Sunil Sinha, Director, India Ratings
In my view, another rate cut this fiscal is unlikely unless retail inflation surprises on the downside and inflation levels turn out to be lower than the central bank’s expectations. The government would obviously want the RBI to have a closer look on the economic growth and accordingly reduce the policy rate as the GDP growth rate is dwindling but the central bank’s focus is not only to keep an eye on current inflation levels but to also check inflationary expectations - that is where the conflict between the government and the RBI lies.
Sudhakar P, Head of Research, Williom O'Neil
I definitely feel that pressure from the government is going to mount on RBI to cut rates now, considering many things have not gone well for the government. Economic growth has been really slow. Inflation and global uncertainties are all causes for concern. Somewhere down the line the RBI will consider a rate cut, likely in December.”
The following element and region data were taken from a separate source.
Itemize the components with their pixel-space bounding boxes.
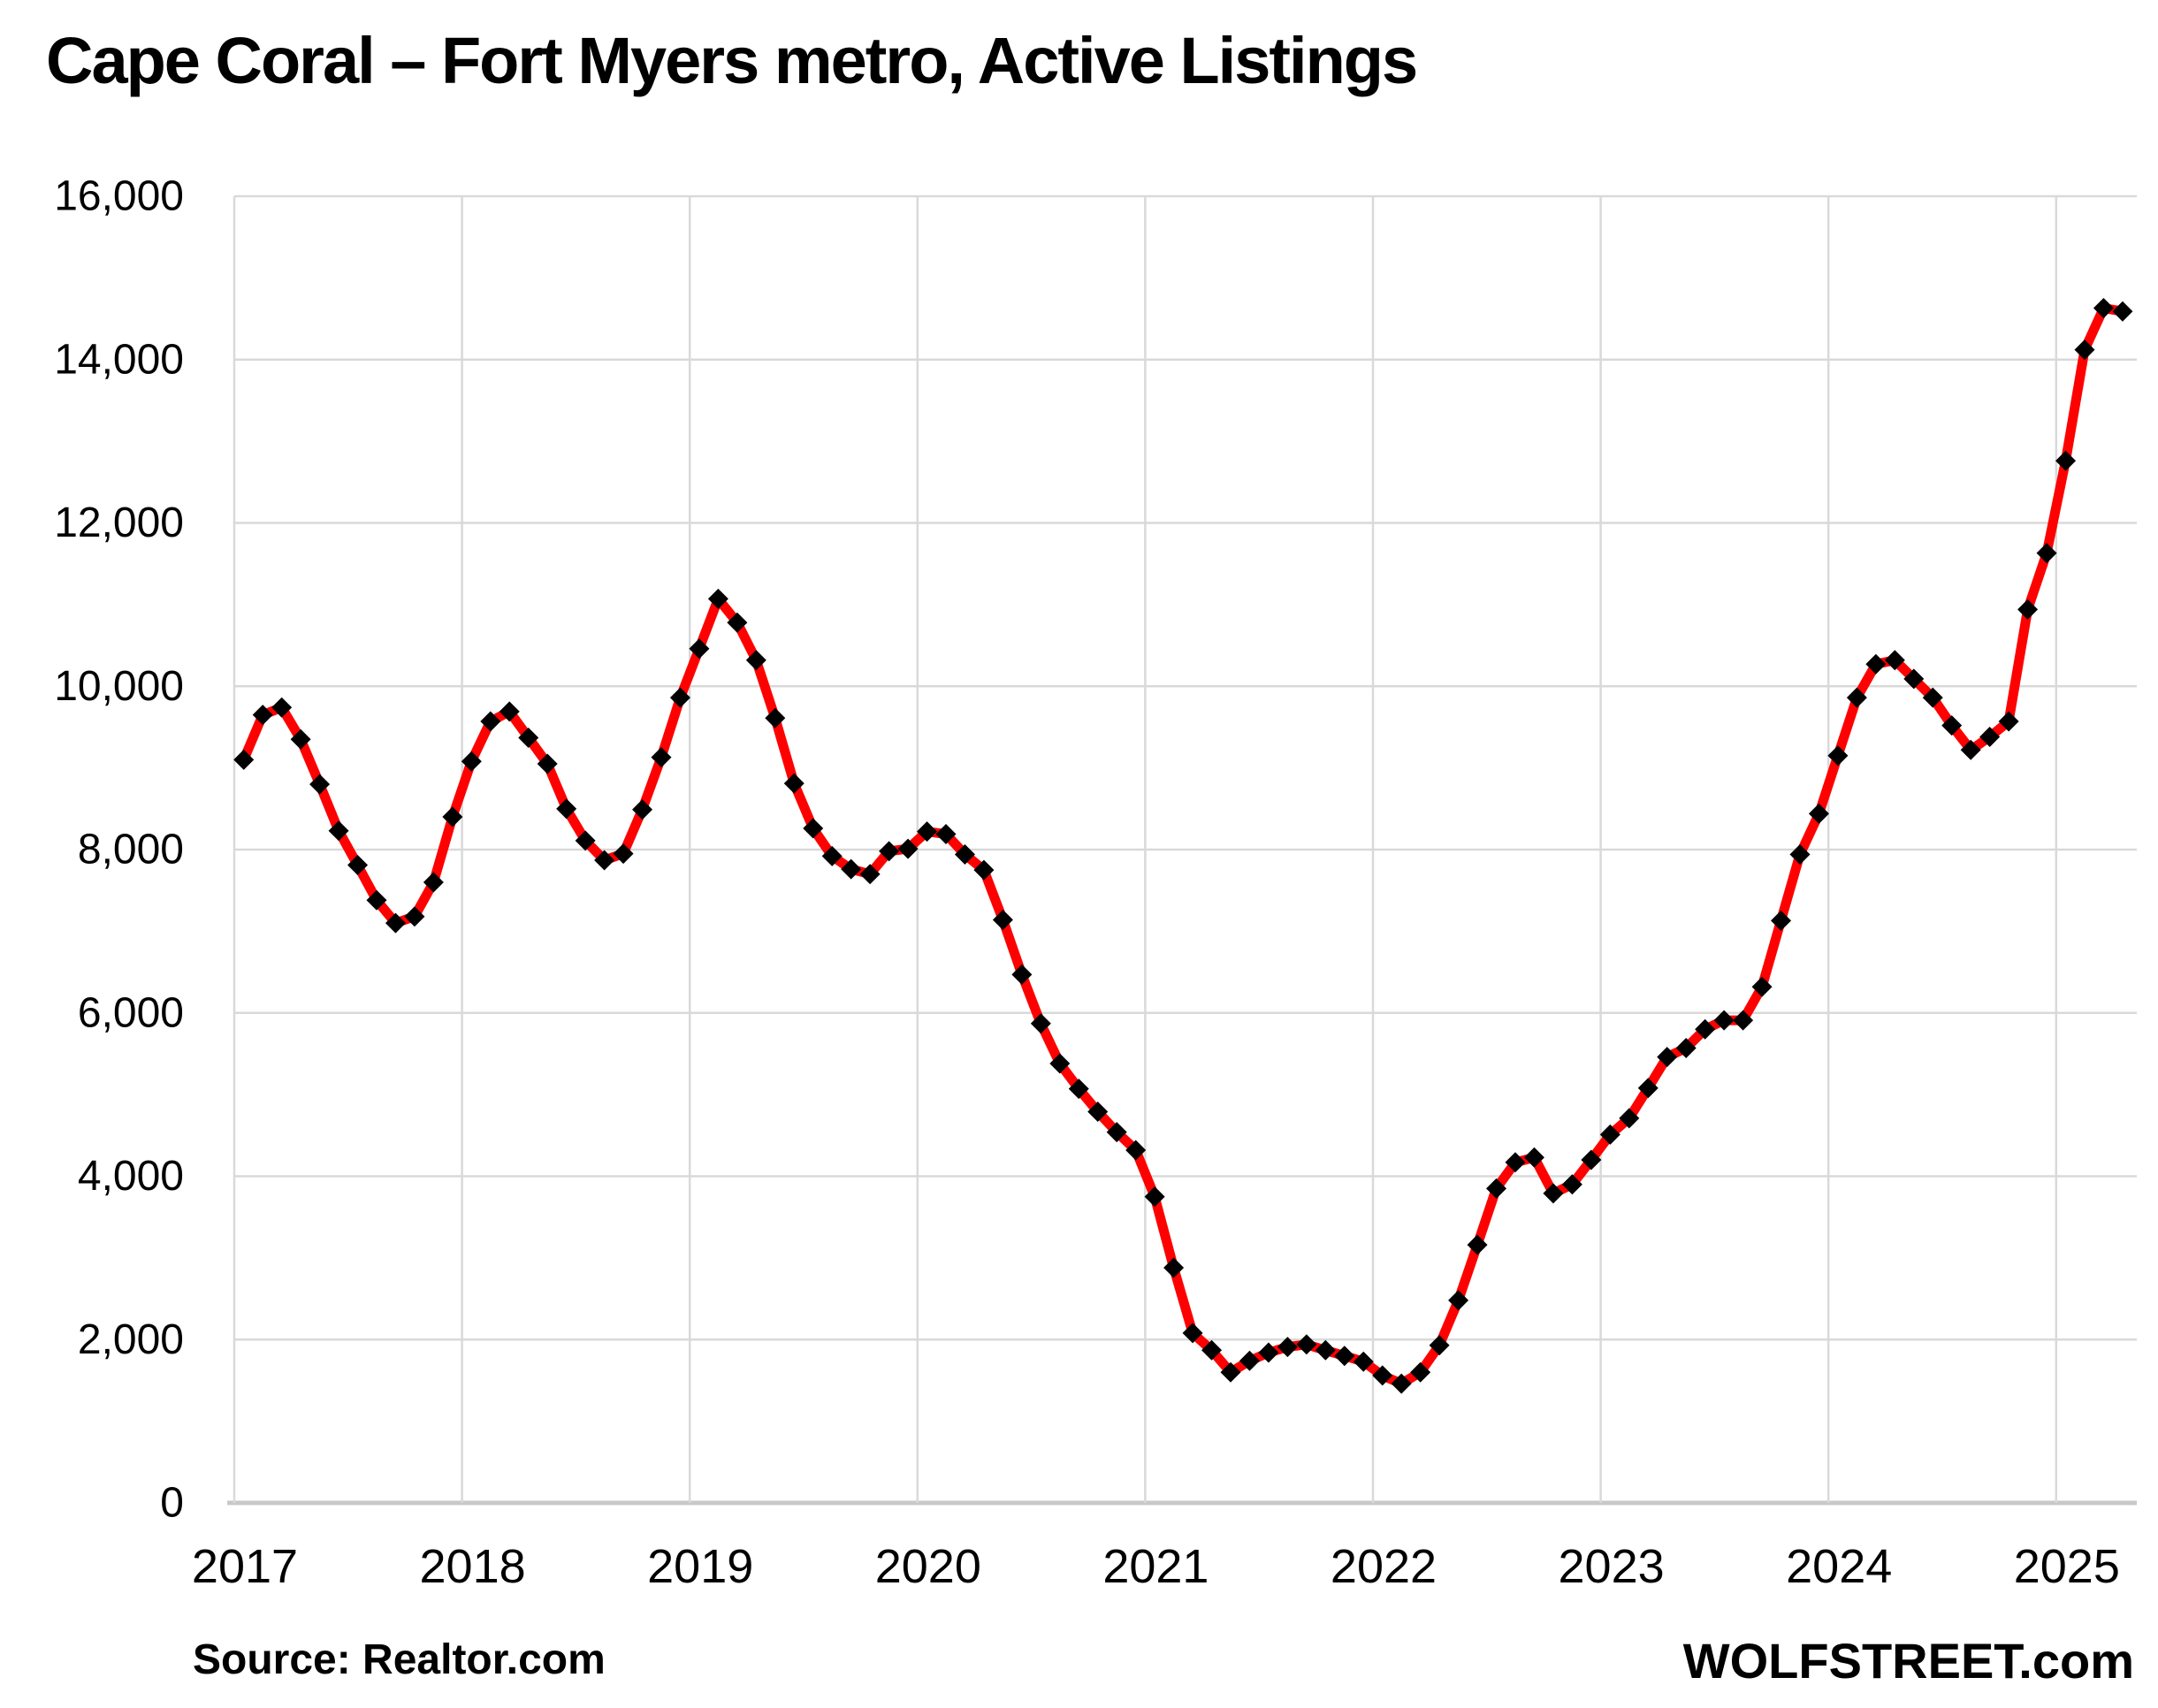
source-note: Source: Realtor.com (193, 1636, 606, 1683)
data-point-markers (233, 298, 2133, 1394)
x-tick-label: 2017 (192, 1540, 298, 1593)
chart-title: Cape Coral – Fort Myers metro, Active Li… (46, 24, 1418, 97)
y-tick-label: 6,000 (78, 989, 184, 1036)
y-tick-label: 14,000 (54, 336, 184, 383)
x-tick-label: 2022 (1331, 1540, 1437, 1593)
x-tick-label: 2023 (1559, 1540, 1665, 1593)
x-tick-label: 2018 (420, 1540, 526, 1593)
x-tick-label: 2021 (1102, 1540, 1209, 1593)
x-tick-label: 2024 (1786, 1540, 1892, 1593)
y-tick-label: 8,000 (78, 827, 184, 873)
y-tick-label: 0 (160, 1480, 184, 1527)
y-tick-label: 12,000 (54, 499, 184, 546)
branding-watermark: WOLFSTREET.com (1682, 1633, 2134, 1689)
y-tick-label: 10,000 (54, 663, 184, 710)
y-tick-label: 2,000 (78, 1316, 184, 1363)
x-tick-label: 2020 (875, 1540, 981, 1593)
x-tick-label: 2025 (2014, 1540, 2120, 1593)
y-tick-label: 16,000 (54, 173, 184, 220)
x-tick-label: 2019 (647, 1540, 753, 1593)
series-line-active-listings (239, 303, 2128, 1389)
y-tick-label: 4,000 (78, 1153, 184, 1200)
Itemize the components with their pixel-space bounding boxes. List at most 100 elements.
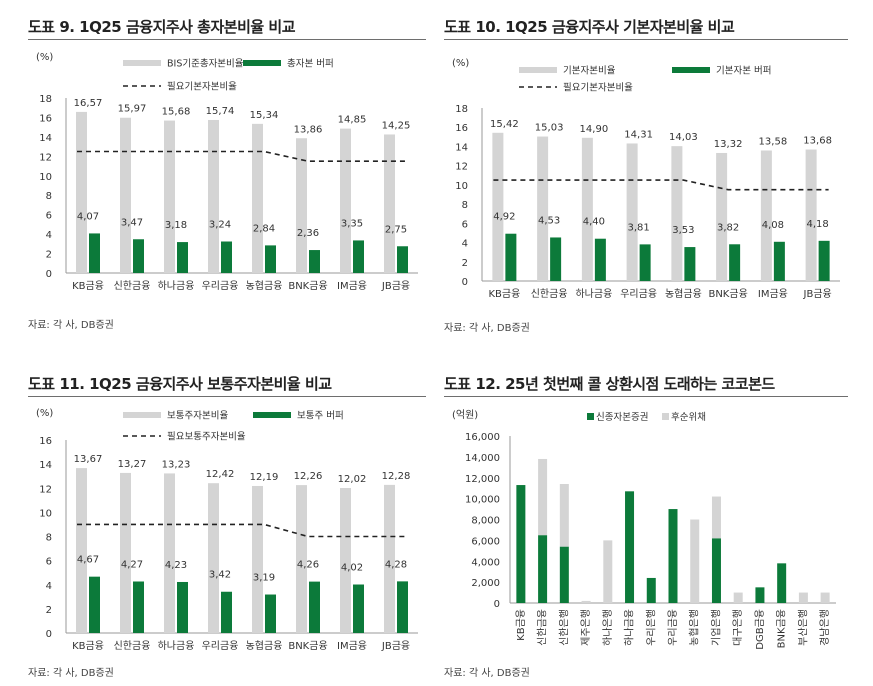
bar-보통주 버퍼 [309, 581, 320, 633]
bar-BIS기준총자본비율 [164, 120, 175, 273]
bar-기본자본비율 [671, 146, 683, 281]
bar-신종자본증권 [777, 563, 787, 603]
bar-신종자본증권 [755, 587, 765, 603]
chart-panel-3: 도표 11. 1Q25 금융지주사 보통주자본비율 비교 (%) 보통주자본비율… [28, 350, 426, 686]
bar-후순위채 [690, 519, 700, 603]
y-tick-label: 10 [39, 172, 52, 183]
data-label: 2,84 [253, 223, 275, 234]
y-tick-label: 0 [494, 599, 500, 610]
bar-기본자본 버퍼 [639, 244, 651, 281]
data-label: 13,23 [162, 459, 191, 470]
bar-후순위채 [538, 458, 548, 536]
x-tick-label: 우리금융 [202, 280, 239, 292]
y-unit-label: (억원) [452, 410, 479, 421]
chart-panel-2: 도표 10. 1Q25 금융지주사 기본자본비율 비교 (%) 기본자본비율 기본… [444, 0, 848, 345]
x-tick-label: JB금융 [803, 288, 832, 300]
y-tick-label: 2 [462, 258, 468, 269]
y-tick-label: 4 [462, 239, 468, 250]
bar-기본자본비율 [805, 149, 817, 281]
x-tick-label: IM금융 [337, 640, 367, 652]
data-label: 15,34 [250, 110, 279, 121]
data-label: 12,02 [338, 474, 367, 485]
y-tick-label: 4 [46, 230, 52, 241]
bar-보통주자본비율 [296, 485, 307, 633]
x-tick-label: KB금융 [72, 280, 104, 292]
data-label: 3,42 [209, 570, 231, 581]
data-label: 15,68 [162, 107, 191, 118]
y-unit-label: (%) [36, 408, 54, 419]
bar-보통주자본비율 [164, 473, 175, 633]
dashed-line-필요보통주자본비율 [77, 523, 407, 538]
data-label: 3,81 [627, 222, 649, 233]
x-tick-label: 대구은행 [732, 609, 744, 646]
y-tick-label: 18 [39, 94, 52, 105]
bar-총자본 버퍼 [265, 245, 276, 273]
x-tick-label: DGB금융 [754, 609, 766, 650]
legend-swatch-기본자본비율 [519, 67, 557, 73]
bar-신종자본증권 [668, 509, 678, 603]
data-label: 15,97 [118, 104, 147, 115]
y-unit-label: (%) [452, 58, 470, 69]
y-tick-label: 8 [46, 533, 52, 544]
data-label: 15,42 [490, 119, 519, 130]
y-tick-label: 8 [46, 191, 52, 202]
bar-보통주 버퍼 [353, 584, 364, 633]
legend-swatch-신종자본증권 [587, 413, 594, 420]
x-tick-label: BNK금융 [288, 280, 327, 292]
data-label: 4,53 [538, 215, 560, 226]
bar-보통주 버퍼 [177, 581, 188, 633]
title-divider [28, 39, 426, 40]
x-tick-label: 부산은행 [797, 609, 809, 646]
legend-swatch-총자본 버퍼 [243, 60, 281, 66]
x-tick-label: 하나은행 [601, 609, 614, 646]
legend-label: 필요보통주자본비율 [167, 431, 246, 443]
bar-총자본 버퍼 [221, 241, 232, 273]
y-tick-label: 8 [462, 200, 468, 211]
bar-신종자본증권 [646, 577, 656, 603]
legend-label: 보통주자본비율 [167, 411, 228, 422]
legend-label: 보통주 버퍼 [297, 411, 344, 422]
y-tick-label: 18 [455, 104, 468, 115]
data-label: 13,67 [74, 454, 103, 465]
y-tick-label: 0 [46, 269, 52, 280]
y-tick-label: 10 [39, 508, 52, 519]
bar-기본자본비율 [716, 152, 728, 281]
y-tick-label: 14 [39, 460, 52, 471]
x-tick-label: 신한금융 [531, 288, 568, 300]
x-tick-label: 우리금융 [620, 288, 657, 300]
data-label: 16,57 [74, 98, 103, 109]
bar-보통주자본비율 [340, 488, 351, 633]
legend-swatch-기본자본 버퍼 [672, 67, 710, 73]
data-label: 2,75 [385, 224, 407, 235]
x-tick-label: 신한금융 [114, 640, 151, 652]
chart-source: 자료: 각 사, DB증권 [444, 323, 530, 334]
x-tick-label: 제주은행 [580, 609, 592, 646]
x-tick-label: KB금융 [488, 288, 520, 300]
x-tick-label: 경남은행 [818, 609, 831, 646]
x-tick-label: 우리금융 [202, 640, 239, 652]
bar-BIS기준총자본비율 [296, 138, 307, 273]
bar-신종자본증권 [625, 491, 635, 603]
x-tick-label: 우리은행 [645, 609, 657, 646]
bar-신종자본증권 [559, 546, 569, 603]
data-label: 4,27 [121, 559, 143, 570]
y-tick-label: 10,000 [465, 495, 500, 506]
bar-후순위채 [711, 496, 721, 539]
data-label: 4,92 [493, 212, 515, 223]
bar-후순위채 [581, 600, 591, 603]
bar-BIS기준총자본비율 [208, 119, 219, 273]
bar-기본자본비율 [537, 136, 549, 281]
bar-보통주 버퍼 [265, 594, 276, 633]
bar-기본자본 버퍼 [550, 237, 562, 281]
y-tick-label: 12 [455, 162, 468, 173]
y-tick-label: 6,000 [471, 536, 500, 547]
x-tick-label: 농협금융 [246, 639, 283, 652]
bar-총자본 버퍼 [89, 233, 100, 273]
data-label: 14,31 [624, 129, 653, 140]
bar-총자본 버퍼 [133, 239, 144, 273]
data-label: 13,27 [118, 459, 147, 470]
legend-label: 기본자본 버퍼 [716, 66, 771, 77]
title-divider [444, 396, 848, 397]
Kapil Gupta, Economist, Edelweiss Securities
We are expecting a further rate cut of 25 bps during the rest of the fiscal. The timing of this rate cut will of course depend on various factors including inflation trajectory while the dollar movement and the US Federal Reserve actions will also be critical.
Anita Gandhi, Director, Arihant Capital Markets
In its last policy review in August, the RBI had reduced the repo rate, citing reduction in inflation risks. However, retail inflation rose to a five-month high of 3.36 per cent in August due to costlier vegetables and fruits. Considering that the economy needs immediate measures for revival of growth, at least 2 to 3 rate cuts of 25 bps can be expected going ahead. I do not expect increased tensions between the RBI and the government over policy. Ideally speaking RBI is required to act as an independent entity in the best interest of the nation.
Samrat Dasgupta, CEO, Esquire Capital, Mumbai
I think inflation is inching up a little and with the US also tightening liquidity, the probability for a rate cut, is very low. A maximum of 25 bps is possible, if US says they won’t crunch liquidity anymore. I think government and the central bank is in sync. They know its difficult to cut rate beyond this without harming the rupee.